Notice: Fourth Circuit Local Rule 36(c) States That Citation of Unpublished Dispositions is Disfavored Except for Establishing Res Judicata, Estoppel, or the Law of the Case and Requires Service of Copies of Cited Unpublished Dispositions of the Fourth Circuit.united States of America, Plaintiff-appellee, v. Carlos Gomez, Defendant-appellant, 94 F.3d 642 (4th Cir. 1996)

Annotate this Case
US Court of Appeals for the Fourth Circuit - 94 F.3d 642 (4th Cir. 1996) Aug. 23, 1996. Submitted July 30, 1996. Decided Aug. 23, 1996

Carlos Gomez, Appellant Pro Se. David Bernard Smith, Assistant United States Attorney, Greensboro, North Carolina, for Appellee.

Before HALL and ERVIN, Circuit Judges, and BUTZNER, Senior Circuit Judge.



Carlos Gomez appeals the dismissal of his motion filed pursuant to 28 U.S.C. § 2255 (1988), as amended by Antiterrorism and Effective Death Penalty Act of 1996, Pub. L. No. 104-132, 110 Stat. 1217. The case was referred to a magistrate judge for a report and recommendation pursuant to 28 U.S.C.A. § 636(b) (1) (West 1993). On January 29, 1996, the magistrate judge filed a recommendation that the petition be dismissed. Attached to the magistrate judge's report and recommendation was a notice stating that objections were to be filed within ten days. Computing the time for objections in accordance with Fed. R. Civ. P. 6(a), (e), 72(b), Gomez's objections were due on February 15.

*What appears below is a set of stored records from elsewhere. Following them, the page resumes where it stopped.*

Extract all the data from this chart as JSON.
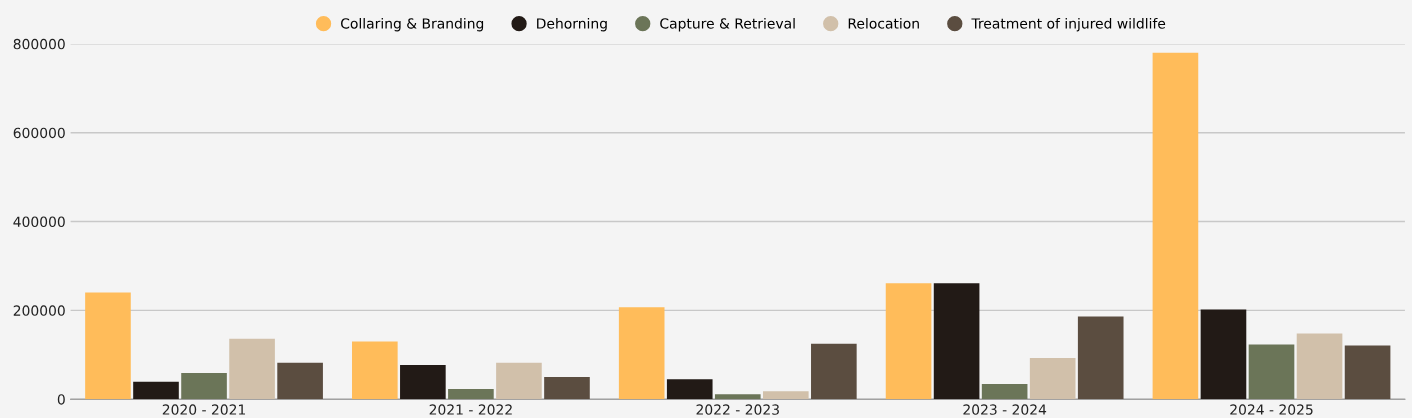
{
  "chart_data": {
    "type": "bar",
    "categories": [
      "2020 - 2021",
      "2021 - 2022",
      "2022 - 2023",
      "2023 - 2024",
      "2024 - 2025"
    ],
    "series": [
      {
        "name": "Collaring & Branding",
        "color": "#ffbc5a",
        "values": [
          240000,
          130000,
          207000,
          261000,
          780000
        ]
      },
      {
        "name": "Dehorning",
        "color": "#221a16",
        "values": [
          39000,
          77000,
          45000,
          261000,
          202000
        ]
      },
      {
        "name": "Capture & Retrieval",
        "color": "#6b7558",
        "values": [
          59000,
          23000,
          11000,
          34000,
          123000
        ]
      },
      {
        "name": "Relocation",
        "color": "#d1c0aa",
        "values": [
          136000,
          82000,
          18000,
          93000,
          148000
        ]
      },
      {
        "name": "Treatment of injured wildlife",
        "color": "#5b4d40",
        "values": [
          82000,
          50000,
          125000,
          186000,
          121000
        ]
      }
    ],
    "ylim": [
      0,
      800000
    ],
    "yticks": [
      0,
      200000,
      400000,
      600000,
      800000
    ],
    "grid": "y",
    "legend": "top"
  }
}
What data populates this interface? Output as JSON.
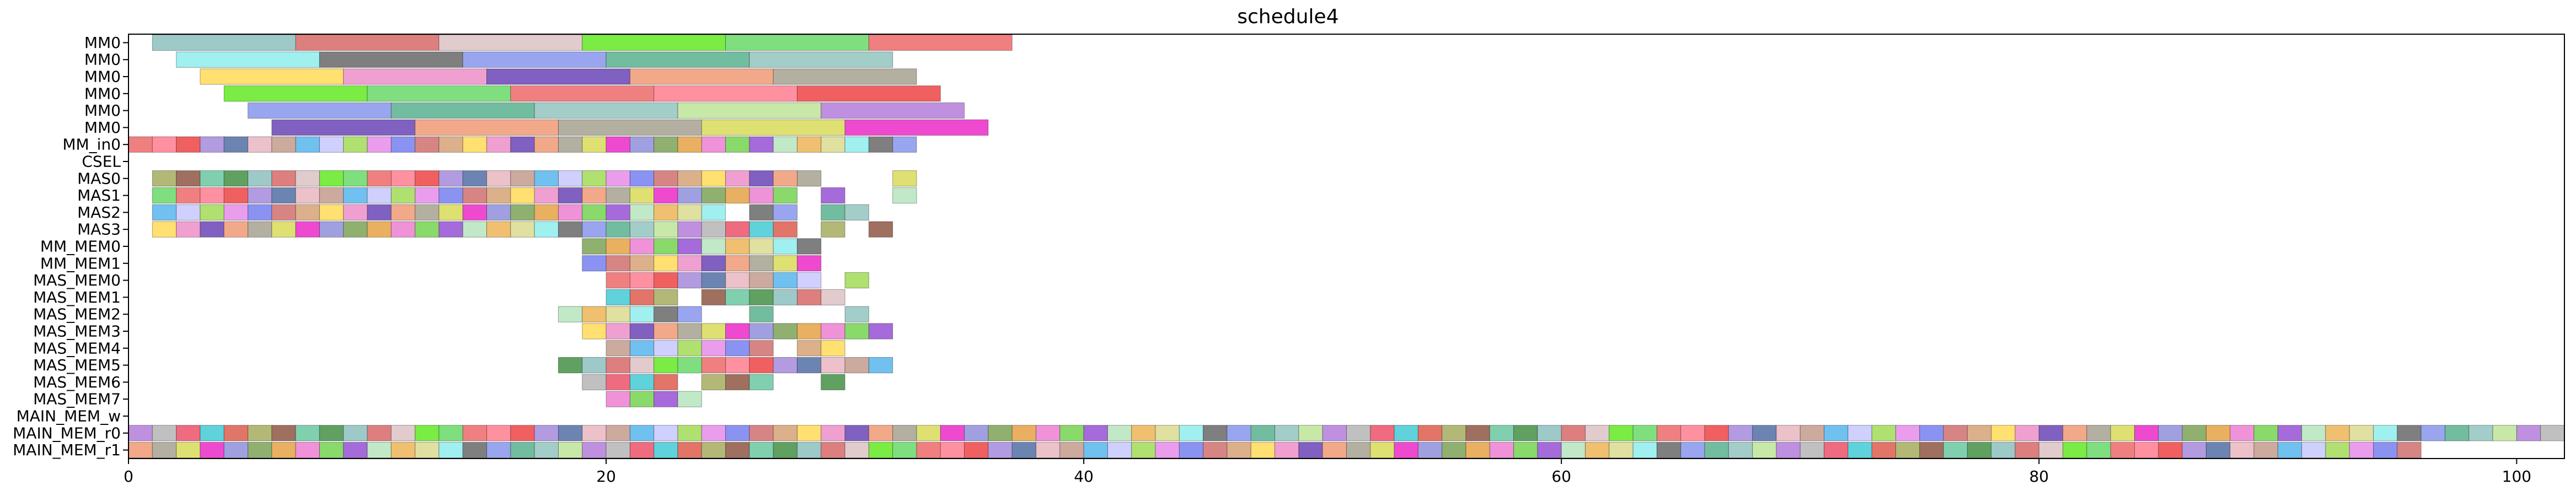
{
  "chart_data": {
    "type": "gantt",
    "title": "schedule4",
    "xlabel": "",
    "ylabel": "",
    "xlim": [
      0,
      102
    ],
    "xticks": [
      0,
      20,
      40,
      60,
      80,
      100
    ],
    "grid": false,
    "rows": [
      "MM0",
      "MM0",
      "MM0",
      "MM0",
      "MM0",
      "MM0",
      "MM_in0",
      "CSEL",
      "MAS0",
      "MAS1",
      "MAS2",
      "MAS3",
      "MM_MEM0",
      "MM_MEM1",
      "MAS_MEM0",
      "MAS_MEM1",
      "MAS_MEM2",
      "MAS_MEM3",
      "MAS_MEM4",
      "MAS_MEM5",
      "MAS_MEM6",
      "MAS_MEM7",
      "MAIN_MEM_w",
      "MAIN_MEM_r0",
      "MAIN_MEM_r1"
    ],
    "series": [
      {
        "row": 0,
        "segments": [
          [
            1,
            7
          ],
          [
            7,
            13
          ],
          [
            13,
            19
          ],
          [
            19,
            25
          ],
          [
            25,
            31
          ],
          [
            31,
            37
          ]
        ]
      },
      {
        "row": 1,
        "segments": [
          [
            2,
            8
          ],
          [
            8,
            14
          ],
          [
            14,
            20
          ],
          [
            20,
            26
          ],
          [
            26,
            32
          ]
        ]
      },
      {
        "row": 2,
        "segments": [
          [
            3,
            9
          ],
          [
            9,
            15
          ],
          [
            15,
            21
          ],
          [
            21,
            27
          ],
          [
            27,
            33
          ]
        ]
      },
      {
        "row": 3,
        "segments": [
          [
            4,
            10
          ],
          [
            10,
            16
          ],
          [
            16,
            22
          ],
          [
            22,
            28
          ],
          [
            28,
            34
          ]
        ]
      },
      {
        "row": 4,
        "segments": [
          [
            5,
            11
          ],
          [
            11,
            17
          ],
          [
            17,
            23
          ],
          [
            23,
            29
          ],
          [
            29,
            35
          ]
        ]
      },
      {
        "row": 5,
        "segments": [
          [
            6,
            12
          ],
          [
            12,
            18
          ],
          [
            18,
            24
          ],
          [
            24,
            30
          ],
          [
            30,
            36
          ]
        ]
      },
      {
        "row": 6,
        "segments": [
          [
            0,
            1
          ],
          [
            1,
            2
          ],
          [
            2,
            3
          ],
          [
            3,
            4
          ],
          [
            4,
            5
          ],
          [
            5,
            6
          ],
          [
            6,
            7
          ],
          [
            7,
            8
          ],
          [
            8,
            9
          ],
          [
            9,
            10
          ],
          [
            10,
            11
          ],
          [
            11,
            12
          ],
          [
            12,
            13
          ],
          [
            13,
            14
          ],
          [
            14,
            15
          ],
          [
            15,
            16
          ],
          [
            16,
            17
          ],
          [
            17,
            18
          ],
          [
            18,
            19
          ],
          [
            19,
            20
          ],
          [
            20,
            21
          ],
          [
            21,
            22
          ],
          [
            22,
            23
          ],
          [
            23,
            24
          ],
          [
            24,
            25
          ],
          [
            25,
            26
          ],
          [
            26,
            27
          ],
          [
            27,
            28
          ],
          [
            28,
            29
          ],
          [
            29,
            30
          ],
          [
            30,
            31
          ],
          [
            31,
            32
          ],
          [
            32,
            33
          ]
        ]
      },
      {
        "row": 7,
        "segments": []
      },
      {
        "row": 8,
        "segments": [
          [
            1,
            2
          ],
          [
            2,
            3
          ],
          [
            3,
            4
          ],
          [
            4,
            5
          ],
          [
            5,
            6
          ],
          [
            6,
            7
          ],
          [
            7,
            8
          ],
          [
            8,
            9
          ],
          [
            9,
            10
          ],
          [
            10,
            11
          ],
          [
            11,
            12
          ],
          [
            12,
            13
          ],
          [
            13,
            14
          ],
          [
            14,
            15
          ],
          [
            15,
            16
          ],
          [
            16,
            17
          ],
          [
            17,
            18
          ],
          [
            18,
            19
          ],
          [
            19,
            20
          ],
          [
            20,
            21
          ],
          [
            21,
            22
          ],
          [
            22,
            23
          ],
          [
            23,
            24
          ],
          [
            24,
            25
          ],
          [
            25,
            26
          ],
          [
            26,
            27
          ],
          [
            27,
            28
          ],
          [
            28,
            29
          ],
          [
            32,
            33
          ]
        ]
      },
      {
        "row": 9,
        "segments": [
          [
            1,
            2
          ],
          [
            2,
            3
          ],
          [
            3,
            4
          ],
          [
            4,
            5
          ],
          [
            5,
            6
          ],
          [
            6,
            7
          ],
          [
            7,
            8
          ],
          [
            8,
            9
          ],
          [
            9,
            10
          ],
          [
            10,
            11
          ],
          [
            11,
            12
          ],
          [
            12,
            13
          ],
          [
            13,
            14
          ],
          [
            14,
            15
          ],
          [
            15,
            16
          ],
          [
            16,
            17
          ],
          [
            17,
            18
          ],
          [
            18,
            19
          ],
          [
            19,
            20
          ],
          [
            20,
            21
          ],
          [
            21,
            22
          ],
          [
            22,
            23
          ],
          [
            23,
            24
          ],
          [
            24,
            25
          ],
          [
            25,
            26
          ],
          [
            26,
            27
          ],
          [
            27,
            28
          ],
          [
            29,
            30
          ],
          [
            32,
            33
          ]
        ]
      },
      {
        "row": 10,
        "segments": [
          [
            1,
            2
          ],
          [
            2,
            3
          ],
          [
            3,
            4
          ],
          [
            4,
            5
          ],
          [
            5,
            6
          ],
          [
            6,
            7
          ],
          [
            7,
            8
          ],
          [
            8,
            9
          ],
          [
            9,
            10
          ],
          [
            10,
            11
          ],
          [
            11,
            12
          ],
          [
            12,
            13
          ],
          [
            13,
            14
          ],
          [
            14,
            15
          ],
          [
            15,
            16
          ],
          [
            16,
            17
          ],
          [
            17,
            18
          ],
          [
            18,
            19
          ],
          [
            19,
            20
          ],
          [
            20,
            21
          ],
          [
            21,
            22
          ],
          [
            22,
            23
          ],
          [
            23,
            24
          ],
          [
            24,
            25
          ],
          [
            26,
            27
          ],
          [
            27,
            28
          ],
          [
            29,
            30
          ],
          [
            30,
            31
          ]
        ]
      },
      {
        "row": 11,
        "segments": [
          [
            1,
            2
          ],
          [
            2,
            3
          ],
          [
            3,
            4
          ],
          [
            4,
            5
          ],
          [
            5,
            6
          ],
          [
            6,
            7
          ],
          [
            7,
            8
          ],
          [
            8,
            9
          ],
          [
            9,
            10
          ],
          [
            10,
            11
          ],
          [
            11,
            12
          ],
          [
            12,
            13
          ],
          [
            13,
            14
          ],
          [
            14,
            15
          ],
          [
            15,
            16
          ],
          [
            16,
            17
          ],
          [
            17,
            18
          ],
          [
            18,
            19
          ],
          [
            19,
            20
          ],
          [
            20,
            21
          ],
          [
            21,
            22
          ],
          [
            22,
            23
          ],
          [
            23,
            24
          ],
          [
            24,
            25
          ],
          [
            25,
            26
          ],
          [
            26,
            27
          ],
          [
            27,
            28
          ],
          [
            29,
            30
          ],
          [
            31,
            32
          ]
        ]
      },
      {
        "row": 12,
        "segments": [
          [
            19,
            20
          ],
          [
            20,
            21
          ],
          [
            21,
            22
          ],
          [
            22,
            23
          ],
          [
            23,
            24
          ],
          [
            24,
            25
          ],
          [
            25,
            26
          ],
          [
            26,
            27
          ],
          [
            27,
            28
          ],
          [
            28,
            29
          ]
        ]
      },
      {
        "row": 13,
        "segments": [
          [
            19,
            20
          ],
          [
            20,
            21
          ],
          [
            21,
            22
          ],
          [
            22,
            23
          ],
          [
            23,
            24
          ],
          [
            24,
            25
          ],
          [
            25,
            26
          ],
          [
            26,
            27
          ],
          [
            27,
            28
          ],
          [
            28,
            29
          ]
        ]
      },
      {
        "row": 14,
        "segments": [
          [
            20,
            21
          ],
          [
            21,
            22
          ],
          [
            22,
            23
          ],
          [
            23,
            24
          ],
          [
            24,
            25
          ],
          [
            25,
            26
          ],
          [
            26,
            27
          ],
          [
            27,
            28
          ],
          [
            28,
            29
          ],
          [
            30,
            31
          ]
        ]
      },
      {
        "row": 15,
        "segments": [
          [
            20,
            21
          ],
          [
            21,
            22
          ],
          [
            22,
            23
          ],
          [
            24,
            25
          ],
          [
            25,
            26
          ],
          [
            26,
            27
          ],
          [
            27,
            28
          ],
          [
            28,
            29
          ],
          [
            29,
            30
          ]
        ]
      },
      {
        "row": 16,
        "segments": [
          [
            18,
            19
          ],
          [
            19,
            20
          ],
          [
            20,
            21
          ],
          [
            21,
            22
          ],
          [
            22,
            23
          ],
          [
            23,
            24
          ],
          [
            26,
            27
          ],
          [
            30,
            31
          ]
        ]
      },
      {
        "row": 17,
        "segments": [
          [
            19,
            20
          ],
          [
            20,
            21
          ],
          [
            21,
            22
          ],
          [
            22,
            23
          ],
          [
            23,
            24
          ],
          [
            24,
            25
          ],
          [
            25,
            26
          ],
          [
            26,
            27
          ],
          [
            27,
            28
          ],
          [
            28,
            29
          ],
          [
            29,
            30
          ],
          [
            30,
            31
          ],
          [
            31,
            32
          ]
        ]
      },
      {
        "row": 18,
        "segments": [
          [
            20,
            21
          ],
          [
            21,
            22
          ],
          [
            22,
            23
          ],
          [
            23,
            24
          ],
          [
            24,
            25
          ],
          [
            25,
            26
          ],
          [
            26,
            27
          ],
          [
            28,
            29
          ],
          [
            29,
            30
          ]
        ]
      },
      {
        "row": 19,
        "segments": [
          [
            18,
            19
          ],
          [
            19,
            20
          ],
          [
            20,
            21
          ],
          [
            21,
            22
          ],
          [
            22,
            23
          ],
          [
            23,
            24
          ],
          [
            24,
            25
          ],
          [
            25,
            26
          ],
          [
            26,
            27
          ],
          [
            27,
            28
          ],
          [
            28,
            29
          ],
          [
            29,
            30
          ],
          [
            30,
            31
          ],
          [
            31,
            32
          ]
        ]
      },
      {
        "row": 20,
        "segments": [
          [
            19,
            20
          ],
          [
            20,
            21
          ],
          [
            21,
            22
          ],
          [
            22,
            23
          ],
          [
            24,
            25
          ],
          [
            25,
            26
          ],
          [
            26,
            27
          ],
          [
            29,
            30
          ]
        ]
      },
      {
        "row": 21,
        "segments": [
          [
            20,
            21
          ],
          [
            21,
            22
          ],
          [
            22,
            23
          ],
          [
            23,
            24
          ]
        ]
      },
      {
        "row": 22,
        "segments": []
      },
      {
        "row": 23,
        "segments": "unit_0_102"
      },
      {
        "row": 24,
        "segments": "unit_0_96"
      }
    ],
    "palette": [
      "#9ec9c9",
      "#ef6b80",
      "#7f7f7f",
      "#ef92d8",
      "#f2a98a",
      "#eb9ded",
      "#b29be0",
      "#dd7f7f",
      "#5fd2dc",
      "#99a6ef",
      "#89d96b",
      "#b3b0a2",
      "#8a93f2",
      "#6b84b2",
      "#e2cbcd",
      "#e27568",
      "#72bca0",
      "#a56bdb",
      "#dfe072",
      "#d78584",
      "#ecc1c9",
      "#7aec43",
      "#b4b876",
      "#a3cdc9",
      "#c1e9c7",
      "#ee4ad0",
      "#dcb08b",
      "#ccaa9e",
      "#7fdf7f",
      "#9f6f5f",
      "#c8e8a8",
      "#f0c070",
      "#a0a0e0",
      "#ffe070",
      "#70c0f0",
      "#f08080",
      "#80d0b0",
      "#c090e0",
      "#e0e0a0",
      "#90b070",
      "#f0a0d0",
      "#d0d0ff",
      "#ff90a0",
      "#60a060",
      "#c0c0c0",
      "#a0f0f0",
      "#e8b060",
      "#8060c0",
      "#b0e070",
      "#f06060"
    ]
  }
}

In an order filed February 21, the district court noted that no objections to the magistrate judge's recommendation had been filed and adopted the recommendation without a de novo review. On March 7, Gomez filed a notice of appeal. On April 8, Gomez filed a motion in this court seeking remand to the district court for consideration of his objections. Gomez contends that he did not receive the magistrate judge's report until February 29 due to his prison transfer. Attached to Gomez's motion is a letter from R. Lavella, Gomez's case manager at the Federal Correctional Institution in Allenwood, Pennsylvania, where Gomez is currently incarcerated. Lavella's letter corroborates Gomez's assertions.

A counselled litigant who fails to object in writing within ten days to a magistrate judge's proposed findings of fact and conclusions of law is not entitled to de novo review of the magistrate judge's determinations, see 28 U.S.C.A. § 636(b) (1) (B) (West 1993), and is barred from contesting these determinations on appeal. See Wright v. Collins, 766 F.2d 841, 845-46 (4th Cir. 1985). However, the waiver applied for failure to file objections is a prudential rule, not a jurisdictional requirement. See United States v. Schronce, 727 F.2d 91, 93-94 (4th Cir.), cert. denied, 467 U.S. 1208 (1984). Consequently, when a litigant is proceeding pro se, we have held that he must be given fair notice of the consequences of failing to object before a default will result. See Wright, 766 F.2d at 846.

When objections have been filed, de novo review of a magistrate judge's determinations by an Article III judge is not only required by statute, see Orpiano v. Johnson, 687 F.2d 44, 47-48 (4th Cir. 1982), but is indispensable to the constitutionality of the Magistrate Judge's Act. See United States v. Raddatz, 447 U.S. 667, 681-82 (1980). If Gomez's contentions are true, he timely received neither the magistrate judge's report nor notice of the consequences of failing to object to the report. Because delays in delivery of mail--over which prisoners have no control--can justify the untimely filing of objections, see Grandison v. Moore, 786 F.2d 146, 149 (3d Cir. 1986), we hold that Gomez should be permitted to prove in the district court that he did not receive proper notice.

Accordingly, we vacate the order of the district court and remand so that the district court can determine whether Gomez timely received the report and recommendation. If the district court determines that the report was not timely received by Gomez, the court should permit Gomez to file objections and then conduct the requisite review. Should the court find that Gomez did receive proper notice, it should reinstate its dismissal of the § 2255 motion. We therefore grant Gomez's motion to remand. We dispense with oral argument because the facts and legal contentions are adequately presented in the materials before the court and argument would not aid the decisional process.